I love reading work productivity blogs and articles. You know the stuff I’m talking about – the “5 things successful people do every morning” or the “top apps for productivity at work and happiness at home.” They all basically say the same thing: get up really early, use your highest energy time of the day for the highest priority projects, make time for self-care. That kind of stuff. I’ve been wanting to respond to some of these productivity hacks and insights for a while – thus my “Find Your Flow” heading.
One of the most common refrains I read in these articles is the idea that work/life balance is no longer attainable, and that we’ve entered a new reality we call “work/life integration.” With the advent of the internet and smart phones, we can and do take our work with us everywhere we go. The idea is that you can’t really turn off work, so you might as well stop trying and find ways to integrate the two together.
One response to the integration is to fight back. Create clear boundaries and rules and push back on the encroachment. I was listening to a podcast recently with the designer of the Light Phone, and the idea struck me as brilliant. Basically, it’s a phone that only has old-school phone capabilities (as in, to call and talk to someone) that has calls forwarded from your smart phone. No texting. No internet. Just phone calls. Then there are the phone lockboxes, where you put your phone in a box with a timer that keeps you from accessing your phone for a specific amount of time. How far down the rabbit hole must I be to think these are good ideas, to say nothing of actually spending money to buy these things?
Is this madness to anyone else out there?
So basically, my phone is an ongoing guilt trip. For example, I’ve been somewhat religiously logging calories using an app on my phone for about 5 months. I’ve lost nearly 20 lbs. In terms of weight loss, for me, it’s a strategy that works. Yet just a few days ago my wife mentioned how annoying it is that during or after every meal I take out my phone to log my food. I’m annoyed by it too. It’s distracting and cuts me off from the conversation and the people around me. But it works.
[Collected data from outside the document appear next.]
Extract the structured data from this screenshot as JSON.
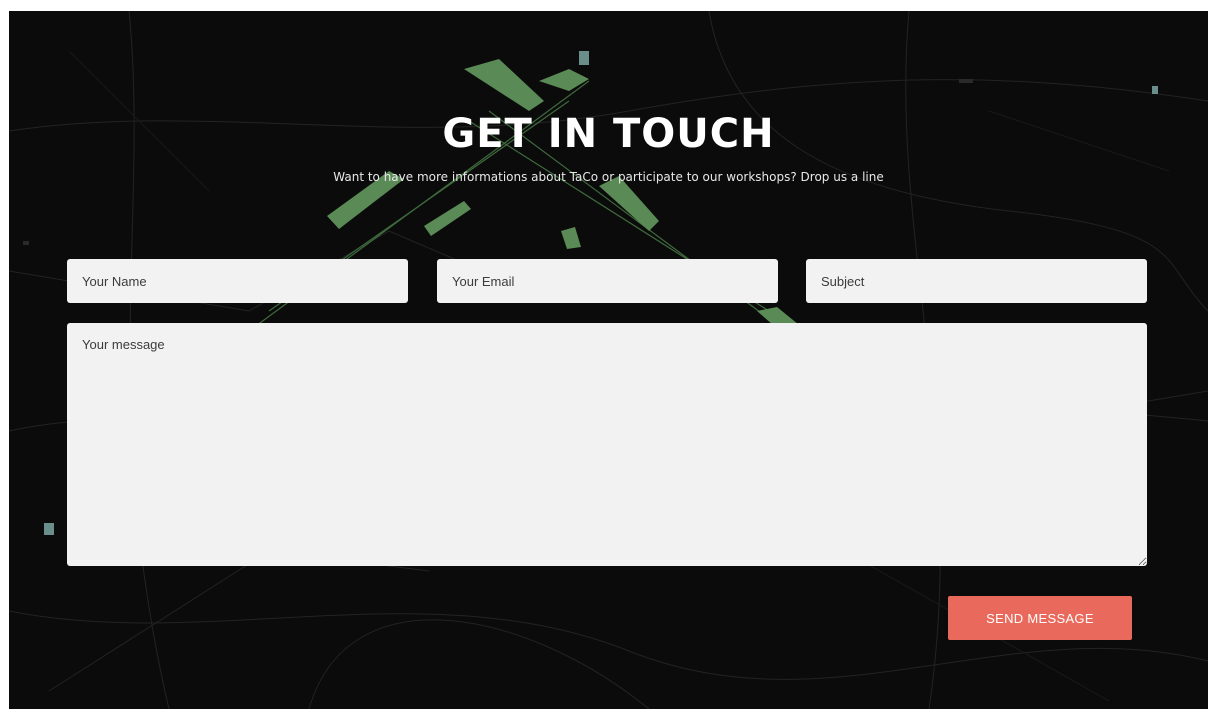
{
  "section": {
    "title": "GET IN TOUCH",
    "subtitle": "Want to have more informations about TaCo or participate to our workshops? Drop us a line"
  },
  "form": {
    "name_placeholder": "Your Name",
    "email_placeholder": "Your Email",
    "subject_placeholder": "Subject",
    "message_placeholder": "Your message",
    "submit_label": "SEND MESSAGE"
  },
  "colors": {
    "background": "#0b0b0b",
    "map_green": "#4f7f4c",
    "field_bg": "#f2f2f2",
    "button": "#e96a5d"
  }
}
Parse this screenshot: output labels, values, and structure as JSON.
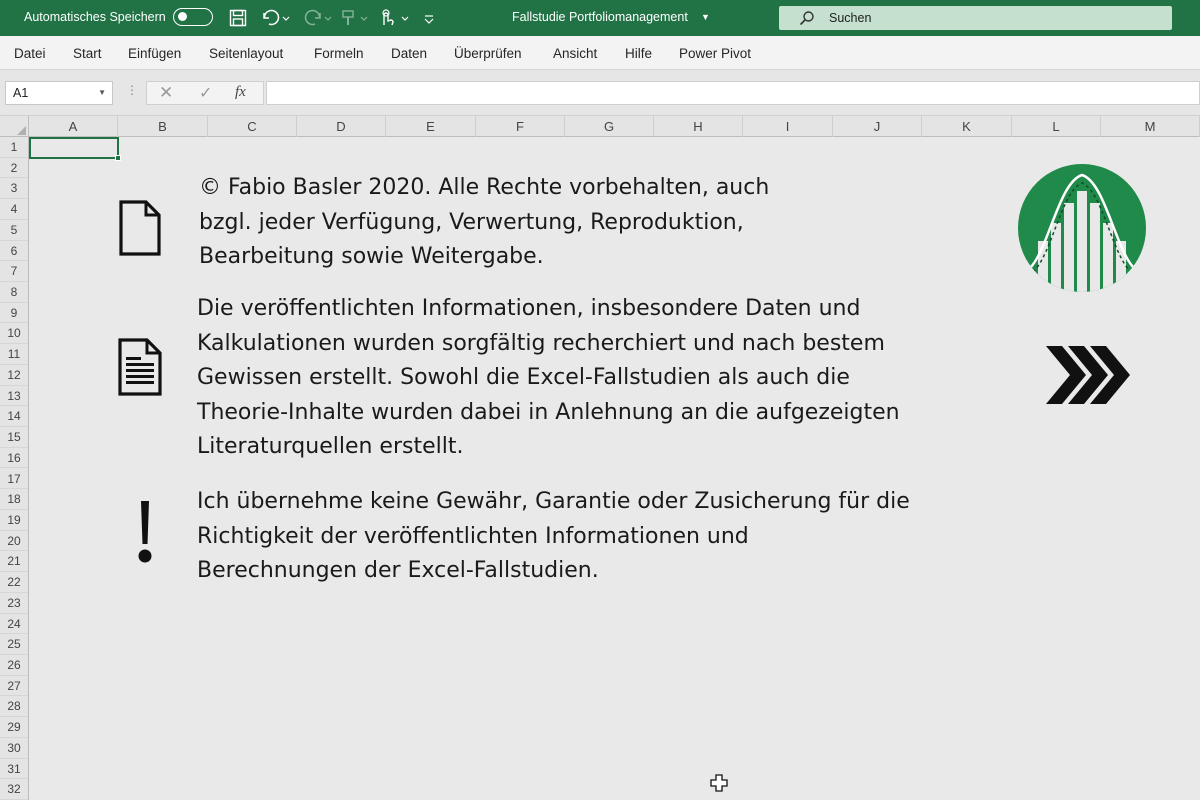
{
  "titlebar": {
    "autosave_label": "Automatisches Speichern",
    "document_title": "Fallstudie Portfoliomanagement",
    "search_placeholder": "Suchen"
  },
  "menu": [
    "Datei",
    "Start",
    "Einfügen",
    "Seitenlayout",
    "Formeln",
    "Daten",
    "Überprüfen",
    "Ansicht",
    "Hilfe",
    "Power Pivot"
  ],
  "formula_bar": {
    "name_box": "A1",
    "fx_label": "fx",
    "formula": ""
  },
  "columns": [
    "A",
    "B",
    "C",
    "D",
    "E",
    "F",
    "G",
    "H",
    "I",
    "J",
    "K",
    "L",
    "M"
  ],
  "rows": [
    "1",
    "2",
    "3",
    "4",
    "5",
    "6",
    "7",
    "8",
    "9",
    "10",
    "11",
    "12",
    "13",
    "14",
    "15",
    "16",
    "17",
    "18",
    "19",
    "20",
    "21",
    "22",
    "23",
    "24",
    "25",
    "26",
    "27",
    "28",
    "29",
    "30",
    "31",
    "32"
  ],
  "content": {
    "copyright": "© Fabio Basler 2020. Alle Rechte vorbehalten, auch\nbzgl. jeder Verfügung, Verwertung, Reproduktion,\nBearbeitung sowie Weitergabe.",
    "info": "Die veröffentlichten Informationen, insbesondere Daten und\nKalkulationen wurden sorgfältig recherchiert und nach bestem\nGewissen erstellt. Sowohl die Excel-Fallstudien als auch die\nTheorie-Inhalte wurden dabei in Anlehnung an die aufgezeigten\nLiteraturquellen erstellt.",
    "disclaimer": "Ich übernehme keine Gewähr, Garantie oder Zusicherung für die\nRichtigkeit der veröffentlichten Informationen und\nBerechnungen der Excel-Fallstudien."
  },
  "icons": {
    "document": "document-icon",
    "text_document": "text-document-icon",
    "exclamation": "exclamation-icon",
    "logo": "bell-curve-logo",
    "next": "chevron-right-triple-icon"
  },
  "colors": {
    "excel_green": "#217346",
    "logo_green": "#1f8a4a"
  }
}
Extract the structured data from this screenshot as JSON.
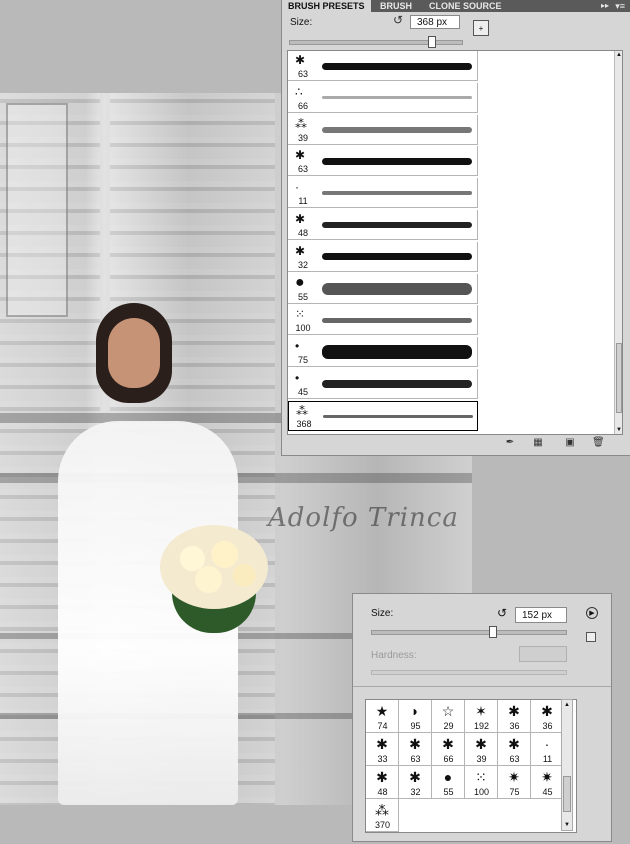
{
  "photo": {
    "watermark": "Adolfo Trinca"
  },
  "brush_presets": {
    "tabs": [
      "BRUSH PRESETS",
      "BRUSH",
      "CLONE SOURCE"
    ],
    "tab_arrows": "▸▸",
    "menu_icon": "▾≡",
    "size_label": "Size:",
    "size_value": "368 px",
    "icons": [
      "reset-size-icon",
      "new-brush-icon",
      "toggle-brush-panel-icon",
      "grid-view-icon",
      "new-preset-icon",
      "delete-icon"
    ],
    "items": [
      {
        "size": "63"
      },
      {
        "size": "66"
      },
      {
        "size": "39"
      },
      {
        "size": "63"
      },
      {
        "size": "11"
      },
      {
        "size": "48"
      },
      {
        "size": "32"
      },
      {
        "size": "55"
      },
      {
        "size": "100"
      },
      {
        "size": "75"
      },
      {
        "size": "45"
      },
      {
        "size": "368"
      }
    ],
    "selected_index": 11
  },
  "brush_picker": {
    "size_label": "Size:",
    "size_value": "152 px",
    "hardness_label": "Hardness:",
    "grid": [
      [
        "74",
        "95",
        "29",
        "192",
        "36",
        "36"
      ],
      [
        "33",
        "63",
        "66",
        "39",
        "63",
        "11"
      ],
      [
        "48",
        "32",
        "55",
        "100",
        "75",
        "45"
      ],
      [
        "370"
      ]
    ]
  }
}
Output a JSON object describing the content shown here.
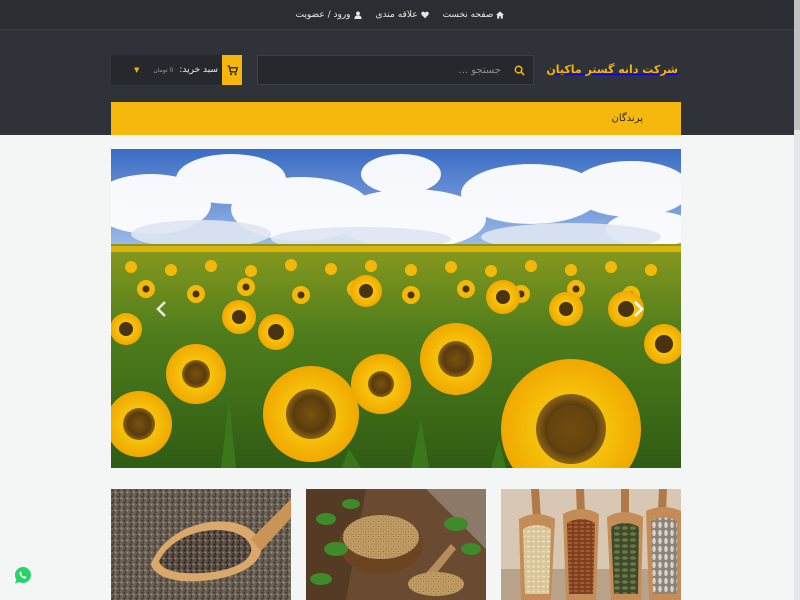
{
  "topnav": {
    "home_label": "صفحه نخست",
    "favorites_label": "علاقه مندی",
    "login_label": "ورود / عضویت"
  },
  "brand": {
    "name": "شرکت دانه گستر ماکیان",
    "accent_color": "#f5b50a"
  },
  "search": {
    "placeholder": "جستجو ...",
    "value": ""
  },
  "cart": {
    "label": "سبد خرید:",
    "amount": "0 تومان"
  },
  "menu": {
    "items": [
      {
        "label": "پرندگان"
      }
    ]
  },
  "slider": {
    "image": "sunflower-field",
    "prev_icon": "chevron-left-icon",
    "next_icon": "chevron-right-icon"
  },
  "products": [
    {
      "image": "chia-seeds-spoon"
    },
    {
      "image": "seed-bowl-with-herbs"
    },
    {
      "image": "seed-scoops-assortment"
    }
  ]
}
Some research is starting to suggest that just having the phone out – even if you aren’t using it – can have negative effects on interpersonal conversations. It’s like a constant reminder of “hey, I’m really into this conversation as long as someone or something more important doesn’t come up on this phone that I’ve conveniently placed on the table between us.”
I guess it’s all a part of a big social experiment that we can’t seem to escape, or at least I can’t seem to.